A resposta à crise econômica vem exigindo o comprometimento de trilhões de dólares do dinheiro público para o incentivo à economia e o resgate de empresas. Talvez esteja aí a oportunidade para mudar substancialmente o paradigma da produção baseada em emissão de carbono.
Nesse ponto, o Brasil está numa posição privilegiada, como principal produtor de etanol carburante de cana-de-açúcar, combustível de baixa emissão e capaz de dar enorme contribuição a essa "nova economia". Enfrentamos, porém, as restrições e barreiras erguidas para preservar interesses setoriais em detrimento do esforço internacional em favor da preservação do planeta.
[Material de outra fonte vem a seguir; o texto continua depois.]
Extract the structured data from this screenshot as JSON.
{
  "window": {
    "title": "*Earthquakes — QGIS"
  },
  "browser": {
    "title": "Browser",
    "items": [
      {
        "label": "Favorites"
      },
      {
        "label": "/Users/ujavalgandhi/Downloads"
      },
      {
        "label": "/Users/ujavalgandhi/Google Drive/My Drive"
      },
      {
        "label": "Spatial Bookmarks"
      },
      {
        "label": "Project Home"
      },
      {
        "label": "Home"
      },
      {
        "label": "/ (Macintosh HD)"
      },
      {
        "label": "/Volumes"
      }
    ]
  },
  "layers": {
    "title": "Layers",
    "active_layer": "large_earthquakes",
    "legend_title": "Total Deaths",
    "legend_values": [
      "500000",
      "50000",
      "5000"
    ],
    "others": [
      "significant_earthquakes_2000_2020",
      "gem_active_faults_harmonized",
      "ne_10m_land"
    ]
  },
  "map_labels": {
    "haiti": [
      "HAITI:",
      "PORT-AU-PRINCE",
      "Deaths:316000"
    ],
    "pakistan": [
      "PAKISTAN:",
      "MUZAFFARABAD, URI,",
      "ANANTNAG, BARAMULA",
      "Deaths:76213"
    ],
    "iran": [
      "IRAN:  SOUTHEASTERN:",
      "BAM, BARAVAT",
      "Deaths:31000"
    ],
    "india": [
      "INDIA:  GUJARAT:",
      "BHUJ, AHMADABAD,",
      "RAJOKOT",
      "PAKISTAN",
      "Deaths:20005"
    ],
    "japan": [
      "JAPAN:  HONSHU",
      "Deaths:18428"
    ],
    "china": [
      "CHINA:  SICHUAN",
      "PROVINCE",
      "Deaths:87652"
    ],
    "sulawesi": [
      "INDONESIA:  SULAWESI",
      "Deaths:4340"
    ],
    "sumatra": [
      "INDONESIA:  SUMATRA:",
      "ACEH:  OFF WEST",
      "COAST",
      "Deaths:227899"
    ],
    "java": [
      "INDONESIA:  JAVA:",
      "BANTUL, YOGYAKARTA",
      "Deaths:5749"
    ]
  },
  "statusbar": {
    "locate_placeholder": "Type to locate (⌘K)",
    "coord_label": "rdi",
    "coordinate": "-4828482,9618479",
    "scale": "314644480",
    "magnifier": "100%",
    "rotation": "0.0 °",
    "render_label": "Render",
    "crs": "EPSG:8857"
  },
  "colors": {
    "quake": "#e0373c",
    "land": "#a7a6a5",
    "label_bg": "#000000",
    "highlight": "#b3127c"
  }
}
A produção do etanol de cana não interfere na produção agrícola de alimentos, e o Brasil tem implementado mecanismos para monitorar sua expansão, de modo que nada seja feito em detrimento da preservação das matas e florestas. Temos uma legislação que protege a biodiversidade e a floresta amazônica e que pode ser aprimorada e reforçada para combater o desmatamento. Recentemente, até o "New York Times" defendeu o etanol de cana contra os subsídios à produção de etanol de milho americano.
O Protocolo de Kioto pretendia reduzir a emissão de gases de efeito estufa em pelo menos 5% em relação aos níveis de 1990. Trinta e sete países assinaram o acordo, mas os Estados Unidos, a China e a Índia não o fizeram. A maioria dos países signatários está longe do cumprimento das metas, e os EUA se recusaram a estabelecer qualquer objetivo. O novo tratado a ser delineado neste ano em Copenhague pode ajudar a corrigir as falhas e fixar objetivos e controles mais eficientes.
Um primeiro passo é promover energia menos poluente e incentivar sua expansão, eliminando as barreiras que entravam sua produção em maior escala. Para os países tropicais, a produção de etanol carburante pode ser um caminho importante para vencer os pesados efeitos da crise econômica sobre a renda e o emprego. Se o governo americano de fato transformar em ação sua nova abordagem sobre o tema, os resultados de Copenhague poderão significar um enorme avanço em direção a uma economia ambientalmente equilibrada.
ANTONIO PALOCCI é deputado federal (PT-SP) e foi ministro da Fazenda.